顧鈺軒看他那樣子就覺得好像,輕輕拍了拍他的肩膀,微笑道:“沛白同學,我走得動。而且我不想引人註目的…等等!你給我等等!”

沛白在聽了之後直接站了起來,右手拖住顧鈺軒的小腿,左手摟住腰,向上擡去,將顧鈺軒抱在懷裏。

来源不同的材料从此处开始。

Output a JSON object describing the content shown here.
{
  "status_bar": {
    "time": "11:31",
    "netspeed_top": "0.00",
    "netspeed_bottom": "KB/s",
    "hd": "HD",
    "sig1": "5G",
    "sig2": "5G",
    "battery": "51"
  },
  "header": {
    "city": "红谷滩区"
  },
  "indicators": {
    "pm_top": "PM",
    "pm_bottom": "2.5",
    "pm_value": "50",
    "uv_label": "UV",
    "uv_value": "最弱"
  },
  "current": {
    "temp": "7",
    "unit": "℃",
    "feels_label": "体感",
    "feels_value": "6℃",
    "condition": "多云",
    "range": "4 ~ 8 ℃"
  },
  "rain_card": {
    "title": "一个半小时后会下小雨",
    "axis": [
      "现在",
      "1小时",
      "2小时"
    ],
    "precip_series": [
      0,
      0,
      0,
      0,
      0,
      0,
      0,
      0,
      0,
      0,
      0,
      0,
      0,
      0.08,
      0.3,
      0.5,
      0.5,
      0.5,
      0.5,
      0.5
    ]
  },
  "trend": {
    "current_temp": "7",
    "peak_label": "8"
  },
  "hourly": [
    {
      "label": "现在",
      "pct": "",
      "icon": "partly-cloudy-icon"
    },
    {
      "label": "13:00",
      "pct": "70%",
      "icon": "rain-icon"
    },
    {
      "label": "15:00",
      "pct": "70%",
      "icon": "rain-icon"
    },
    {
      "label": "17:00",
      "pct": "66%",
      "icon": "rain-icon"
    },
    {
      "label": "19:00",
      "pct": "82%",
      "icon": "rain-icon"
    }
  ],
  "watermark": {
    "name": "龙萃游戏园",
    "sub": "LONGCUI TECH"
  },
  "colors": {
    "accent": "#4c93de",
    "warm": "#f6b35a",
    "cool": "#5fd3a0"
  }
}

瘦瘦小小的,肩膀也很窄,腰是一只手就能圈住的樣子,一副可可憐憐的樣子,但他似乎正嘟著嘴,一臉不滿但又因為這個動作來的突然,耳根子又有些泛紅,只能說……

怪可愛的。

“會長聽話點,不然我可不保證待會大庭廣眾之下說出什麽。”沛白笑著威脅到,這讓顧鈺軒感到不真實。

這真的是平時那個沛白同學嗎……

沛白不知道怎麽說好,起初顧鈺軒對他來說只是一個長得不錯的會長。但漸漸地通過一天兩天的相處下來,他在不知不覺中想去靠近這位會長,去和他多說話,想去多看看他的笑容,想知道他喜歡什麽,生日在哪一天,去知道和哪些人關系好……等他意識到之後自己也會感到驚訝。